Fingimento cretino


Quando pensaram pela primeira vez em ficar juntos fizeram expressão de nojo, simultaneamente. Apesar de se conheceram há alguns anos os dois se abraçavam perdidas vezes. Quem os observava de longe notava uma certa aproximação no olhar e quem os analisava de perto sabia que daquele mato nunca sairia um “Eu te amo”. Um era ignorante, mas compreensivo. O outro era sensível, só que egoísta. Não sentiam frio na barriga quando se viam. Ajudavam um ao outro, mas sem segundas intenções ou beijo de agradecimento. Era uma relação infinita até que a morte chegasse.

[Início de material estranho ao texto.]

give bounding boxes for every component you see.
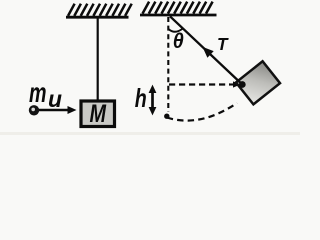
right ceiling line — [140, 14, 217, 17]
svg-text:m: m — [29, 77, 47, 108]
left ceiling hatching — [68, 4, 132, 16]
dashed vertical reference line — [167, 17, 169, 112]
block M — [81, 101, 115, 127]
ball m — [29, 105, 39, 115]
svg-text:T: T — [217, 34, 229, 54]
bob attachment dot — [239, 81, 246, 88]
dashed horizontal line to bob — [169, 83, 230, 85]
bottom scan shadow — [0, 132, 300, 135]
dashed swing arc — [167, 103, 237, 121]
svg-text:θ: θ — [173, 30, 184, 53]
svg-text:u: u — [48, 86, 62, 112]
tension arrowhead — [203, 47, 214, 58]
svg-text:M: M — [90, 100, 107, 128]
svg-text:h: h — [135, 83, 147, 113]
height h double arrow — [151, 88, 154, 112]
right ceiling hatching — [143, 2, 213, 14]
left ceiling line — [66, 16, 129, 19]
pendulum block (tilted) — [236, 61, 280, 104]
velocity arrow u — [39, 109, 69, 111]
pendulum string — [170, 16, 242, 84]
angle arc — [168, 28, 183, 31]
lowest point dot — [164, 114, 169, 119]
string of block M — [97, 18, 99, 102]
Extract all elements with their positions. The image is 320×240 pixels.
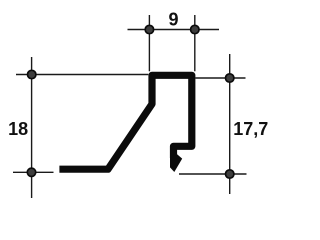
svg-text:17,7: 17,7	[233, 119, 268, 139]
svg-text:18: 18	[8, 119, 28, 139]
svg-text:9: 9	[168, 10, 178, 30]
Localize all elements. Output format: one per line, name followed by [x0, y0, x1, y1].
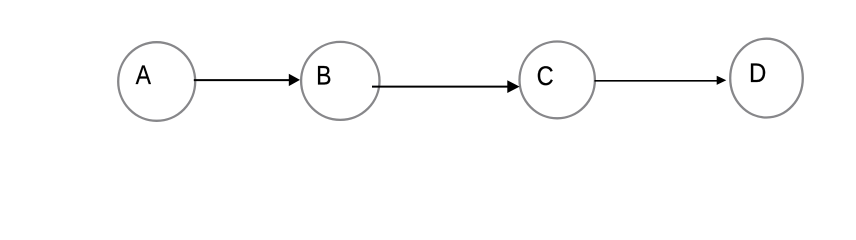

            Acontece que os dois tiveram que fingir. Fingir que eram apaixonados. Eram dois atores cretinos. Fingiram estar fingindo. Fingiram tão bem que se esqueceram deles e viraram personagens. E aí começou a temporada de beijos, abraços, amassos. Nada de promessas, afinal era um fingimento consciente. A decisão de “desencarnar” os personagens só veio quando um sentiu pela primeira vez uma sensação esquisita. Descrevia dessa maneira: “Não sei, tá estranho, os nervos estão empolgados e os pensamentos fixados em um único objeto de estudo”. Diante do perigo que corria e apavorado pelo medo do novo sentiu a necessidade de encenar uma peça engraçada.

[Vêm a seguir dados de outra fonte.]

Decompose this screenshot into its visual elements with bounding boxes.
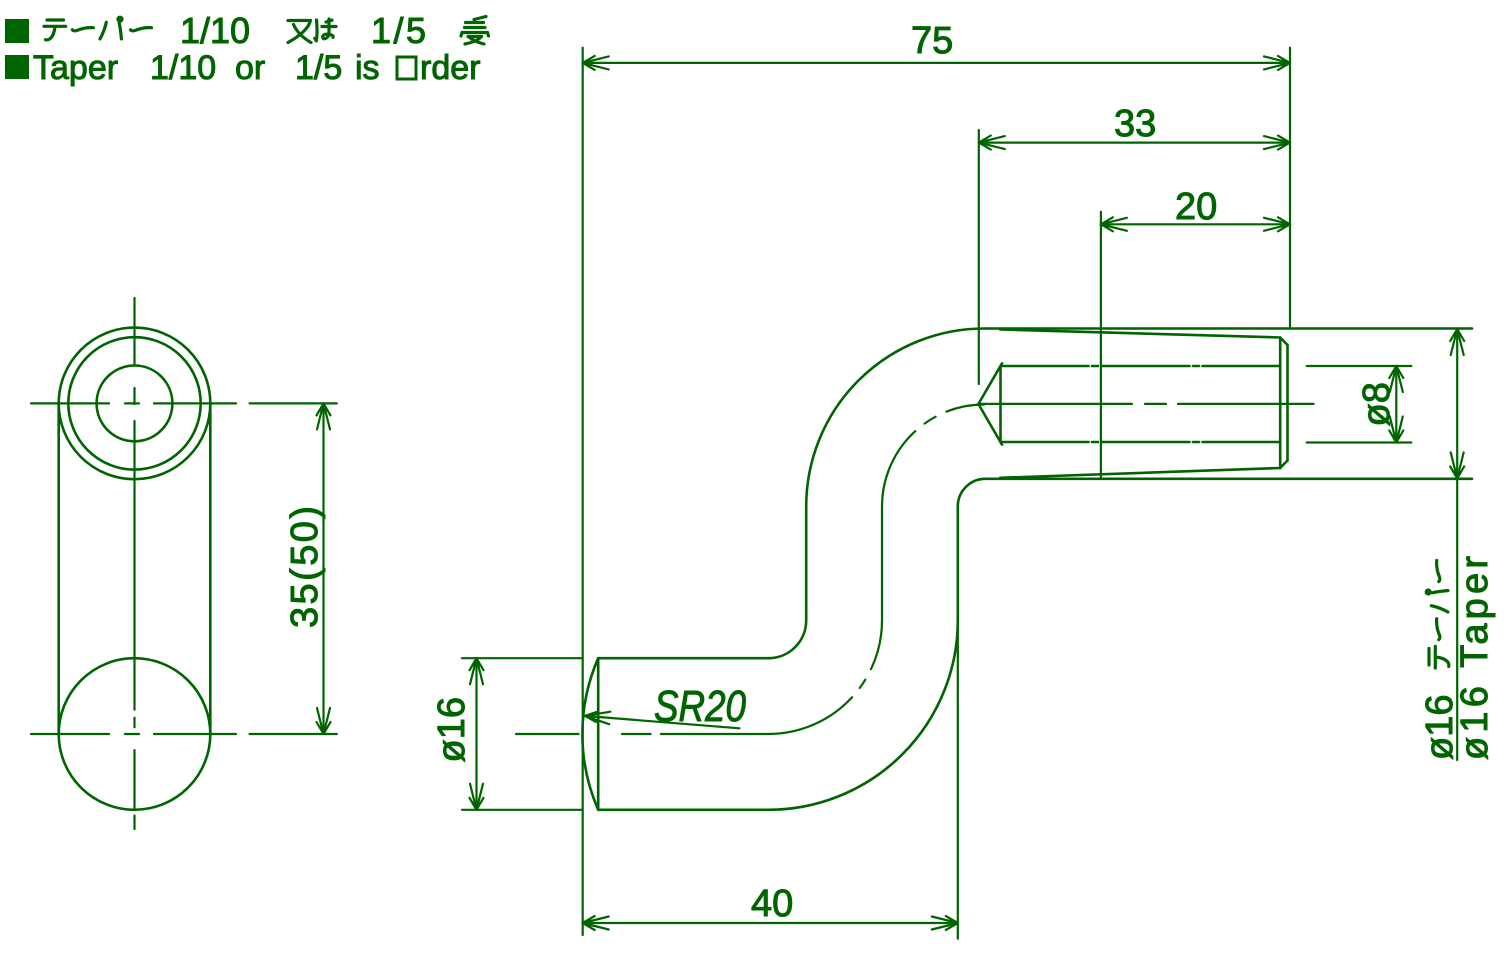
note katakana テーパー: [44, 16, 152, 40]
drill base line: [999, 366, 1002, 442]
svg-text:40: 40: [751, 883, 793, 925]
grip sphere junction line: [597, 658, 600, 810]
grip centerline: [516, 733, 768, 735]
dimension o16 left: [462, 658, 581, 810]
svg-text:1/10: 1/10: [150, 49, 216, 87]
svg-text:is: is: [355, 49, 380, 87]
dimension 35(50): [250, 403, 337, 734]
right tangent line: [209, 403, 212, 734]
vertical centerline: [133, 298, 135, 829]
svg-text:1/5: 1/5: [295, 49, 342, 87]
left tangent line: [57, 403, 60, 734]
svg-text:ø16 Taper: ø16 Taper: [1454, 556, 1496, 760]
dimension 75: [583, 48, 1290, 935]
horizontal centerline bottom circle: [31, 733, 236, 735]
vertical text o16 taper jp: [1419, 561, 1461, 761]
drill cone lower side: [978, 404, 1002, 445]
svg-text:1/10: 1/10: [180, 10, 250, 51]
pin hole top line: [1001, 365, 1281, 368]
S bend centerline: [768, 404, 984, 734]
horizontal centerline top circle: [31, 402, 236, 404]
kana は: [315, 19, 336, 41]
svg-text:75: 75: [911, 20, 953, 62]
dimension o8: [1307, 366, 1412, 443]
note bullet square 1: [5, 19, 29, 43]
taper bottom line: [1000, 468, 1280, 478]
taper top line: [1000, 330, 1280, 338]
chamfer edge line: [1279, 338, 1282, 469]
top cylinder centerline: [979, 403, 1314, 405]
bend1 inner arc: [768, 620, 806, 658]
bottom circle o16: [59, 658, 211, 810]
svg-text:33: 33: [1114, 103, 1156, 145]
hole circle o8: [97, 366, 173, 442]
grip spherical end SR20 arc: [582, 658, 598, 810]
note bullet square 2: [5, 55, 29, 79]
bend1 outer arc: [768, 620, 957, 809]
svg-text:SR20: SR20: [654, 682, 746, 731]
arm left edge: [805, 507, 808, 621]
chamfer top: [1280, 338, 1287, 346]
svg-text:1/5: 1/5: [371, 10, 426, 51]
kanji 又: [288, 21, 311, 43]
note box O of Order: [397, 57, 416, 79]
outer circle top (taper big end): [59, 328, 211, 480]
end face: [1286, 345, 1289, 461]
dimension 33: [979, 130, 1290, 384]
bend2 outer arc: [806, 329, 984, 507]
top cylinder envelope bottom: [984, 477, 1472, 480]
svg-text:ø16: ø16: [431, 697, 473, 762]
dimension 40: [583, 620, 958, 938]
svg-text:rder: rder: [420, 49, 480, 87]
svg-text:ø8: ø8: [1356, 382, 1398, 426]
dimension o16 taper right: [1450, 329, 1464, 760]
top cylinder envelope top: [984, 327, 1472, 330]
circle taper small end: [68, 337, 200, 469]
svg-text:35(50): 35(50): [284, 506, 326, 628]
SR20 leader: [585, 712, 740, 729]
dimension 20: [1101, 212, 1290, 479]
svg-text:Taper: Taper: [33, 49, 118, 87]
drill cone upper side: [978, 363, 1002, 404]
pin hole bottom line: [1001, 441, 1281, 444]
grip top edge: [598, 657, 768, 660]
bend2 inner arc: [958, 479, 984, 507]
grip bottom edge: [598, 808, 768, 811]
chamfer bottom: [1280, 461, 1287, 469]
svg-text:20: 20: [1175, 186, 1217, 228]
kanji 受: [461, 17, 489, 45]
arm right edge: [956, 507, 959, 621]
svg-text:or: or: [235, 49, 265, 87]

Enquanto isso o outro permanecia feliz com sua interpretação, digna de prêmios, mas não percebia que era digna da realidade. Sonhava tanto com o par perfeito, idealizava sem parar que estacionou em frente ao seu sonho e não soube o que fazer. Na verdade, a idealização nunca foi o ideal pra ela. Sentia até medo de encontrar o padrão. E então, quem poderia resolver tal situação? Quem ou o que poderia abrir os olhos angustiados dessas criaturas? A interrogação é o que move essa união ou desunião. Podem ser definidos como seres exclamativos, porém não se questionam e não buscam resposta para suas interrogações e os diálogos nunca terminam, tornam-se prisioneiros das reticências.

Dois cretinos apaixonados. Dois corações racionais e dois cérebros movidos pelo encantamento. Eles sabem que “quem não tem visão bate a cara contra o muro”, mas não acreditam que seja uma direta pra eles e sim uma indireta pra tantos outros. Um espera a declaração do outro, porém sem necessidade. A compreensão de um, aceita o egoísmo do outro e a sensibilidade faz esquecer a ignorância, por algumas horas.

A interpretação parece sufocá-los e quando assumirem que tudo não passa de um fingimento fajuto, digno de troféu abacaxi, eles serão amigos inseparáveis, bons companheiros e excelentes brigadeiros. Mas, o moinho tem que ser grande pra moer o que ainda vem, afinal eles ainda estão nos 20 e poucos anos. No momento eles só têm vontade de serem mais velhos sem sair dos 20 e poucos e conquistar o mundo com a pressa que os 20 parece oferecer. Eles só querem tocar gaita, serem gaiatos e soltar algumas vaias. A valsa fica restrita ao sonho e a serenata às lindas e perfeitas histórias de amor.